Action for Water Adaptation and Resilience initiative launched


Action for Water Adaptation and Resilience initiative launched

A new Action for Water Adaptation and Resilience (AWARe) initiative has been launched at the UN Climate Change negotiations, reflecting the importance of water as both a key climate change problem and a potential solution. It underlines the commitment of Egypt as COP27 President to making water a top priority.

The AWARe initiative, which was drafted by the COP27 Presidency with the support of WMO, was launched on Water Day on 14 November. It is a collective effort, with input from many stakeholders and UN agencies.
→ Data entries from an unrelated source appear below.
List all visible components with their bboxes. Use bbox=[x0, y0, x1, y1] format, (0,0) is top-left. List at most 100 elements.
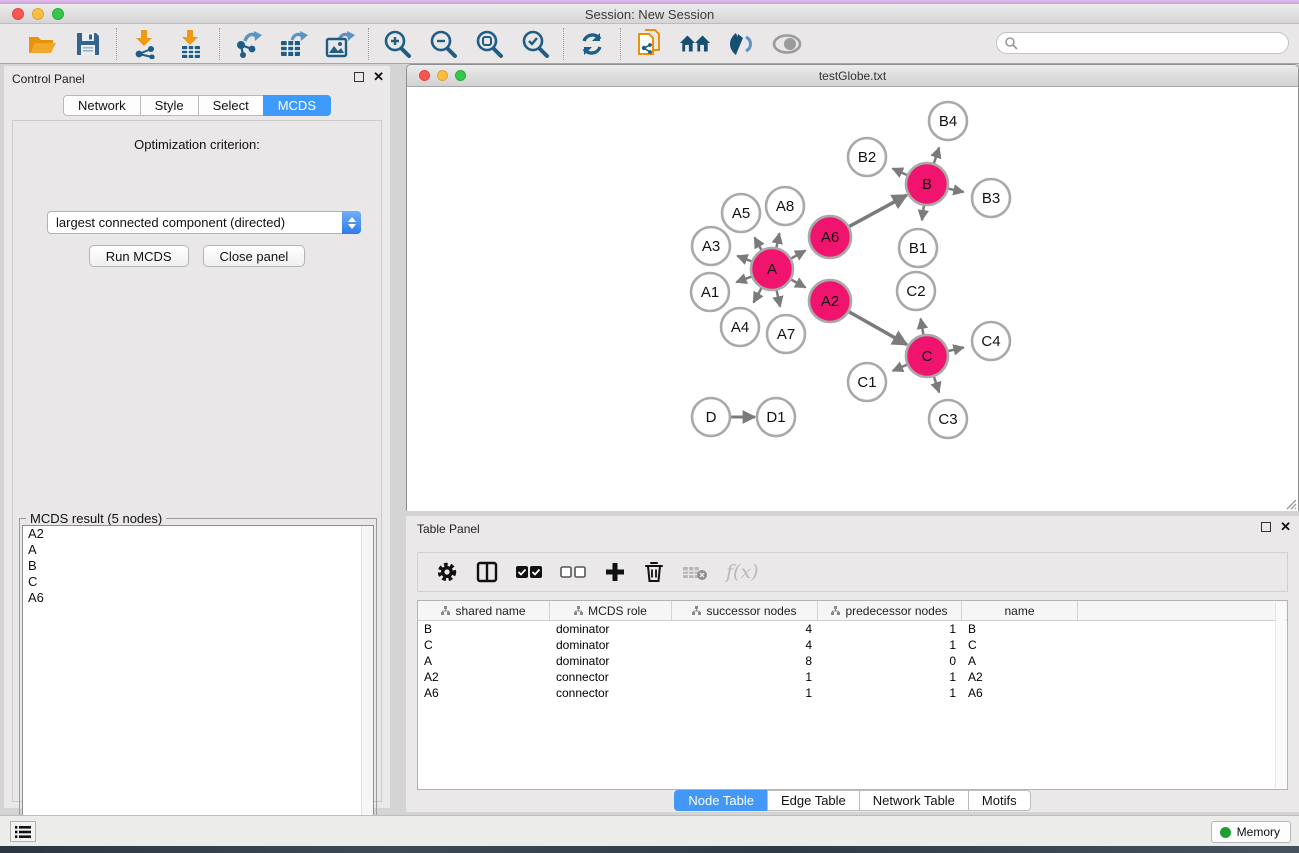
mcds-result-item[interactable]: B bbox=[23, 558, 373, 574]
column-header-MCDS-role[interactable]: MCDS role bbox=[550, 601, 672, 620]
graph-edge-A-A2[interactable] bbox=[791, 280, 805, 288]
graph-edge-A-A7[interactable] bbox=[777, 291, 780, 307]
graph-node-C1[interactable]: C1 bbox=[848, 363, 886, 401]
table-cell[interactable]: connector bbox=[550, 686, 672, 700]
table-cell[interactable]: A6 bbox=[962, 686, 1078, 700]
table-close-panel-icon[interactable]: ✕ bbox=[1280, 522, 1291, 532]
table-cell[interactable]: B bbox=[962, 622, 1078, 636]
table-cell[interactable]: 1 bbox=[818, 670, 962, 684]
column-header-successor-nodes[interactable]: successor nodes bbox=[672, 601, 818, 620]
graph-node-D1[interactable]: D1 bbox=[757, 398, 795, 436]
table-cell[interactable]: A bbox=[418, 654, 550, 668]
tab-style[interactable]: Style bbox=[140, 95, 198, 116]
table-row[interactable]: A2connector11A2 bbox=[418, 669, 1287, 685]
table-cell[interactable]: 4 bbox=[672, 638, 818, 652]
graph-edge-B-B3[interactable] bbox=[948, 189, 963, 192]
tab-mcds[interactable]: MCDS bbox=[263, 95, 331, 116]
column-header-name[interactable]: name bbox=[962, 601, 1078, 620]
show-hide-icon[interactable] bbox=[771, 28, 803, 60]
window-resize-grip[interactable] bbox=[1283, 496, 1297, 510]
table-cell[interactable]: dominator bbox=[550, 638, 672, 652]
table-cell[interactable]: 1 bbox=[818, 638, 962, 652]
save-icon[interactable] bbox=[72, 28, 104, 60]
table-cell[interactable]: 8 bbox=[672, 654, 818, 668]
column-layout-icon[interactable] bbox=[476, 561, 498, 583]
graph-node-B4[interactable]: B4 bbox=[929, 102, 967, 140]
column-header-shared-name[interactable]: shared name bbox=[418, 601, 550, 620]
table-cell[interactable]: connector bbox=[550, 670, 672, 684]
graph-node-C2[interactable]: C2 bbox=[897, 272, 935, 310]
tab-edge-table[interactable]: Edge Table bbox=[767, 790, 859, 811]
export-network-icon[interactable] bbox=[232, 28, 264, 60]
mcds-result-list[interactable]: A2ABCA6 bbox=[22, 525, 374, 849]
graph-edge-C-C1[interactable] bbox=[893, 365, 907, 371]
table-cell[interactable]: 1 bbox=[672, 686, 818, 700]
graph-node-A2[interactable]: A2 bbox=[809, 280, 851, 322]
table-cell[interactable]: dominator bbox=[550, 654, 672, 668]
graph-node-A5[interactable]: A5 bbox=[722, 194, 760, 232]
search-field[interactable] bbox=[996, 32, 1289, 54]
add-column-icon[interactable] bbox=[604, 561, 626, 583]
memory-button[interactable]: Memory bbox=[1211, 821, 1291, 843]
graph-node-A[interactable]: A bbox=[751, 248, 793, 290]
table-cell[interactable]: A bbox=[962, 654, 1078, 668]
export-table-icon[interactable] bbox=[278, 28, 310, 60]
zoom-in-icon[interactable] bbox=[381, 28, 413, 60]
function-builder-icon[interactable]: f(x) bbox=[726, 561, 759, 583]
search-input[interactable] bbox=[1018, 36, 1288, 50]
zoom-out-icon[interactable] bbox=[427, 28, 459, 60]
graph-edge-C-C3[interactable] bbox=[934, 377, 939, 393]
graph-node-A1[interactable]: A1 bbox=[691, 273, 729, 311]
optimization-criterion-dropdown[interactable]: largest connected component (directed) bbox=[47, 211, 361, 234]
graph-node-C3[interactable]: C3 bbox=[929, 400, 967, 438]
delete-table-icon[interactable] bbox=[682, 563, 708, 581]
graph-edge-A-A1[interactable] bbox=[736, 277, 751, 283]
mcds-result-item[interactable]: C bbox=[23, 574, 373, 590]
tab-node-table[interactable]: Node Table bbox=[674, 790, 767, 811]
graph-edge-A6-B[interactable] bbox=[849, 195, 907, 226]
table-cell[interactable]: 1 bbox=[818, 686, 962, 700]
tab-select[interactable]: Select bbox=[198, 95, 263, 116]
delete-icon[interactable] bbox=[644, 561, 664, 583]
deselect-all-icon[interactable] bbox=[560, 565, 586, 579]
graph-edge-A-A4[interactable] bbox=[754, 288, 762, 302]
zoom-selected-icon[interactable] bbox=[519, 28, 551, 60]
float-panel-icon[interactable] bbox=[354, 72, 364, 82]
table-cell[interactable]: C bbox=[418, 638, 550, 652]
table-cell[interactable]: A6 bbox=[418, 686, 550, 700]
import-table-icon[interactable] bbox=[175, 28, 207, 60]
table-cell[interactable]: 1 bbox=[818, 622, 962, 636]
open-folder-icon[interactable] bbox=[26, 28, 58, 60]
close-panel-button[interactable]: Close panel bbox=[203, 245, 306, 267]
graph-edge-B-B1[interactable] bbox=[922, 206, 924, 220]
table-cell[interactable]: dominator bbox=[550, 622, 672, 636]
graph-edge-A2-C[interactable] bbox=[849, 312, 907, 345]
network-window-titlebar[interactable]: testGlobe.txt bbox=[407, 65, 1298, 87]
network-canvas[interactable]: B4B2BB3A5A8A6A3AB1A1A2C2A4A7C4CC1DD1C3 bbox=[407, 87, 1298, 511]
graph-edge-C-C2[interactable] bbox=[921, 319, 924, 335]
table-cell[interactable]: B bbox=[418, 622, 550, 636]
graph-edge-A-A6[interactable] bbox=[791, 251, 805, 259]
graph-node-D[interactable]: D bbox=[692, 398, 730, 436]
graph-edge-B-B4[interactable] bbox=[934, 148, 939, 164]
settings-gear-icon[interactable] bbox=[436, 561, 458, 583]
result-scrollbar[interactable] bbox=[361, 526, 373, 848]
graph-edge-B-B2[interactable] bbox=[893, 168, 907, 174]
table-row[interactable]: Bdominator41B bbox=[418, 621, 1287, 637]
export-image-icon[interactable] bbox=[324, 28, 356, 60]
graph-node-A7[interactable]: A7 bbox=[767, 315, 805, 353]
table-cell[interactable]: 4 bbox=[672, 622, 818, 636]
select-all-icon[interactable] bbox=[516, 565, 542, 579]
mcds-result-item[interactable]: A2 bbox=[23, 526, 373, 542]
copy-network-icon[interactable] bbox=[633, 28, 665, 60]
graph-edge-A-A8[interactable] bbox=[776, 233, 779, 247]
table-cell[interactable]: C bbox=[962, 638, 1078, 652]
graph-edge-A-A5[interactable] bbox=[755, 237, 762, 249]
table-row[interactable]: A6connector11A6 bbox=[418, 685, 1287, 701]
table-cell[interactable]: 0 bbox=[818, 654, 962, 668]
graph-node-C4[interactable]: C4 bbox=[972, 322, 1010, 360]
run-mcds-button[interactable]: Run MCDS bbox=[89, 245, 189, 267]
table-cell[interactable]: 1 bbox=[672, 670, 818, 684]
graph-node-A6[interactable]: A6 bbox=[809, 216, 851, 258]
tab-network[interactable]: Network bbox=[63, 95, 140, 116]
“This is the first time we have water as part of the informal agenda of the COP,” said Hani Sewilam, Minister of Water Resources and Irrigation, Egypt.

He added that he turned to WMO in order to enable synergies in the governance structure and to ensure that the initiative gains momentum from one COP to the next.

“The Global Water Crisis is currently affecting billions of people worldwide and is projected to be further aggravated by increasing demand, changing water availability, and increasing impacts of floods and droughts, which calls for greater international cooperation,” said Dr. Sewilam.

AWARe has three principal aims:

  • Decrease water losses worldwide and improve water supply
  • Promote mutually agreed, cooperative water adaptation action
  • Promote cooperation and interlinkages between water climate action in order to achieve the 2030 agenda and in particular Sustainable Goal Six on water and sanitation.

“WMO supports AWARe as an initiative complimentary to the Early Warning for All and the Water and Climate Coalition. AWARe can be a practical vehicle to implement Early Warnings for All, and the Water and Climate Leaders Call to improve water data and information for a climate-ready world,” said WMO Deputy Secretary-General Dr. Elena Manaenkova.

In a statement published at COP27, Water and Climate leaders urged negotiators to “get serious about water.”

Currently, 3.6 billion people face inadequate access to water at least a month per year and this is expected to increase to more than 5 billion by 2050. Between 2001 and 2018, UN-Water reported that 74% of all-natural disasters are water-related (i.e. floods and droughts). Water-related hazards are therefore an important part of the new initiative to achieve Early Warnings For All in the next five years.